Zum Glück sehr selten würden Bilder von verletzten Menschen oder missbrauchten Kindern sie auch noch privat beschäftigen: „Da gelingt mir der Abstand. Ich nehme höchstens mal eine fachliche Frage mit nach Hause. Denn mein Freund, der übrigens in Bergedorf geboren ist, arbeitet auch als Richter“, sagt die Frau, die mitten in der Stadt wohnt – und ihren Stadtteil nicht nennen möchte, weil doch schon einigen Berufskollegen blöd nachgestellt wurde.

In der Freizeit mit Pferd und VW-Bus unterwegs

Lieber aber schnuppert sie frische Luft und Stallgeruch: „Ich reite gern und fahre oft zu meinem Pferd, das der Rasse nach ein Spanier ist: Es heißt PRE, das steht für Pura Raza Espanola.“ Der Stall steht im Hamburger Osten: „Da ist Bergedorf ganz praktisch schon auf halbem Weg.“

„Strecke machen“ steht also nicht nur beruflich auf dem Programm: „Vor Corona machten wir am liebsten Fernreisen. Aber jetzt haben wir einen VW-Bus und reisen gern durch Europa“, sagt die 48-Jährige, die sich zuletzt an schöne Wanderwege auf Korsika erinnert.

In solchen Momenten kann sie die Welt der schlimmen Verbrechen gut vergessen – wie etwa den Jugendlichen mit seinen 18 Taten und einem ganzen Umzugskarton voller Akten zu Diebstahl, Raub, Körperverletzung und Betrug. Wenn es nicht gerade Mord oder versuchte Tötung ist, landen übrigens alle Jugendsachen beim Amtsgericht. Nur bei den Erwachsenen ist das anders. Da werden bis zu vier Jahre Haft verhandelt oder im Zivilrecht ein Streitwert bis zu 5000 Euro. Wer mehr auf dem Kerbholz hat, muss sich vor dem Landgericht verantworten.

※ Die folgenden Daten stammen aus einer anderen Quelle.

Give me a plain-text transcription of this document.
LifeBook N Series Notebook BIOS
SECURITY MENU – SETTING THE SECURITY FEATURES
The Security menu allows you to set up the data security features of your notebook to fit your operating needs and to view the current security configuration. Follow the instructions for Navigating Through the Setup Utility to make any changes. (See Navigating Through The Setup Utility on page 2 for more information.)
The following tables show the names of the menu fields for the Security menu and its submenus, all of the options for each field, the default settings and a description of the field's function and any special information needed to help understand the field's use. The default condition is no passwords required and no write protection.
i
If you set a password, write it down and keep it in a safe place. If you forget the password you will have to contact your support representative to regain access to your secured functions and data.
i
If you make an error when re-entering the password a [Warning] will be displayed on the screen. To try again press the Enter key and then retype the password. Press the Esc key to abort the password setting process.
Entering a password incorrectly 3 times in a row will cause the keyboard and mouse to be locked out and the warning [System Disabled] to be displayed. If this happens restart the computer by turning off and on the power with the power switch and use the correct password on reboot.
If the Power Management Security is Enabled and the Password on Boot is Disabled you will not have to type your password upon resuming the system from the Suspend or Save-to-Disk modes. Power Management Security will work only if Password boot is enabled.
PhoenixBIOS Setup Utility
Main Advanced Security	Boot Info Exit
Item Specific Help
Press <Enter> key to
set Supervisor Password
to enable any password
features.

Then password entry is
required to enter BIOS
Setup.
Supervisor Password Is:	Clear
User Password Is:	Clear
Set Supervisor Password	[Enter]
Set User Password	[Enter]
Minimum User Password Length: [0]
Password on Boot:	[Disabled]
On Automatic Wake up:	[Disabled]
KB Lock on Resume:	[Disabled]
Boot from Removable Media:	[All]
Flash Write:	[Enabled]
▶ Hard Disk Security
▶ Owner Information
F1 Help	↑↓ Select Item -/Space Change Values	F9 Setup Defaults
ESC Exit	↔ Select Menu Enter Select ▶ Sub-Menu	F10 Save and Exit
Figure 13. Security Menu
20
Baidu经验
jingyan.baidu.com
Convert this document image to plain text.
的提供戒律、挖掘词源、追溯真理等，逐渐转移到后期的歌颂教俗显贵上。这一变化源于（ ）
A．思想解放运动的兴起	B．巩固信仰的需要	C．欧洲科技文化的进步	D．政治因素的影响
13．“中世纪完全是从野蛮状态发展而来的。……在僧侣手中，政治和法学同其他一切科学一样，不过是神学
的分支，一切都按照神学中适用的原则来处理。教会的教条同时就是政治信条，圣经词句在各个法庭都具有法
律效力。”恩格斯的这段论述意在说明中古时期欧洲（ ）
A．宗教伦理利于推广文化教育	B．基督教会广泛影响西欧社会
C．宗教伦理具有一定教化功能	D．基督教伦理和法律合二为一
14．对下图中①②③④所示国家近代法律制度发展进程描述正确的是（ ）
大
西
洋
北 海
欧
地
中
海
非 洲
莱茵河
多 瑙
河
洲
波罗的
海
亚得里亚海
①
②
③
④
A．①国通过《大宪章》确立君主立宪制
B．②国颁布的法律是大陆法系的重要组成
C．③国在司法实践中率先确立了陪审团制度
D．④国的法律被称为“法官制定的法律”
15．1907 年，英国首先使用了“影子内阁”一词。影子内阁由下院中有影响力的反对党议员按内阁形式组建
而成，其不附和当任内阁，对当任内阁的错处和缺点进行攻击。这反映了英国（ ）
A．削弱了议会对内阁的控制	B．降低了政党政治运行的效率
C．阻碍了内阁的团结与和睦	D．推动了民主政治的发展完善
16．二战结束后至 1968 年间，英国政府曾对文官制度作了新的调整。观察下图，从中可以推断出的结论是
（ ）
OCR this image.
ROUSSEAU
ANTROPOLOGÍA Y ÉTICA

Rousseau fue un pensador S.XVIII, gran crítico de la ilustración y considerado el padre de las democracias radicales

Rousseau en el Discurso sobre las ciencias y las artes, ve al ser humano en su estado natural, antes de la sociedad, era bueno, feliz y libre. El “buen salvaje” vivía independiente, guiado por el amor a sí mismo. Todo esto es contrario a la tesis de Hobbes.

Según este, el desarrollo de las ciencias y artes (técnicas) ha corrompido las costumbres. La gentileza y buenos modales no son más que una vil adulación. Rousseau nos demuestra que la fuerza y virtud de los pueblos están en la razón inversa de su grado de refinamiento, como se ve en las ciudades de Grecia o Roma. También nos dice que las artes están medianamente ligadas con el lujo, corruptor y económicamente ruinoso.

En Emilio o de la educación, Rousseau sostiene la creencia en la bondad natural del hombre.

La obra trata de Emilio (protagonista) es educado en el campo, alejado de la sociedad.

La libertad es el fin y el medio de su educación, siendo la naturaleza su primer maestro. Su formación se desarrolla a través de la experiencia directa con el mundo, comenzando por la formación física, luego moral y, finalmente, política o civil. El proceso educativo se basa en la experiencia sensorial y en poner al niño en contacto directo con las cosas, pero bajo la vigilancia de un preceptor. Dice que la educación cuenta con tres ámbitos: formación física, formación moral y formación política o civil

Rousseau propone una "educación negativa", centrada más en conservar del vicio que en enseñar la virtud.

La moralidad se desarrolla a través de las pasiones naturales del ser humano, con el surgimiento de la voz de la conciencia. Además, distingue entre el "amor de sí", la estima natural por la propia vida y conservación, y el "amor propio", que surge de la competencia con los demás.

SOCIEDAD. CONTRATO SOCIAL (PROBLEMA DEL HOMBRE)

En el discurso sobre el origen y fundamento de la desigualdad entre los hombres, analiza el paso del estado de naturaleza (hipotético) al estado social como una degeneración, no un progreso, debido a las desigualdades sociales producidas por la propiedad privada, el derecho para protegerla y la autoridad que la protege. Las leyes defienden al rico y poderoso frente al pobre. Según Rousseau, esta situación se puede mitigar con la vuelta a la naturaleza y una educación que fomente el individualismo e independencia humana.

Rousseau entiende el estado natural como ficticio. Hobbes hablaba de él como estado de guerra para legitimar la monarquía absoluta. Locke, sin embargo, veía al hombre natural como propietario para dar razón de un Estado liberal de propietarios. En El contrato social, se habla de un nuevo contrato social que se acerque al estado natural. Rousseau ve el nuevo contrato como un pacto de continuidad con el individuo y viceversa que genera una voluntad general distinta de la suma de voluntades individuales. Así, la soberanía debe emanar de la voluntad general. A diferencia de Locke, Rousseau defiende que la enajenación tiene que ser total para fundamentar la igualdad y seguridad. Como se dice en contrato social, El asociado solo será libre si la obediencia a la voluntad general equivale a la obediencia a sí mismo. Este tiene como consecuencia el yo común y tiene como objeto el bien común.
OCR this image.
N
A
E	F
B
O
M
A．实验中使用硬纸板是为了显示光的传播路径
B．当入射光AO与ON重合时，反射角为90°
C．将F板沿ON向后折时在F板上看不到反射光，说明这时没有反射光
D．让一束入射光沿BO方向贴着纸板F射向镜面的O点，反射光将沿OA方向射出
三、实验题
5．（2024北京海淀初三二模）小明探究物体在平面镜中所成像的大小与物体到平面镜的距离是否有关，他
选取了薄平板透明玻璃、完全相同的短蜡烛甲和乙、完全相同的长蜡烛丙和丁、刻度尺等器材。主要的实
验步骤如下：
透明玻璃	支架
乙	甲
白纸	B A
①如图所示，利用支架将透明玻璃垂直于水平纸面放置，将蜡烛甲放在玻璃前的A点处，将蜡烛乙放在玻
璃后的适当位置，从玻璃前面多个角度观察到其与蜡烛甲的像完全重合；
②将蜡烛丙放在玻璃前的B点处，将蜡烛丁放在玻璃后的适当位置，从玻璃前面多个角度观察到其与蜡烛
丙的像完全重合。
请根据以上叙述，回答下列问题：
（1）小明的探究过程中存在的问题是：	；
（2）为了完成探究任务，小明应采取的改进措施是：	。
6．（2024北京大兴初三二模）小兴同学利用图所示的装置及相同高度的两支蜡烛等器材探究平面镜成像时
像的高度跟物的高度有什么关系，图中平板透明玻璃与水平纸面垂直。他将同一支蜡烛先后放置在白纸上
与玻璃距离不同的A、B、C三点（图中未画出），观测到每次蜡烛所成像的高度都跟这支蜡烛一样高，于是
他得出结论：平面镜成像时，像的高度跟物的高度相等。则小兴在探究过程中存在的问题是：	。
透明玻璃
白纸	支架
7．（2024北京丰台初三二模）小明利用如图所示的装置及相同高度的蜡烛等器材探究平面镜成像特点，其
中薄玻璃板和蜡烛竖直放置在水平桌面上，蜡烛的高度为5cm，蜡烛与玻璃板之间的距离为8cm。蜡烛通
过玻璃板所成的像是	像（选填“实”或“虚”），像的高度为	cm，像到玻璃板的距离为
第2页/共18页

Daher wird sie den riesigen Radiergummi auf ihrem Bergedorfer Schreibtisch wohl nicht brauchen: „For really big mistakes“ steht drauf. Jessica Oeser jedenfalls hat offenbar alles richtig gemacht. Und ihrer störrischen Kaffeemaschine wird sie auch noch den rechten Weg weisen.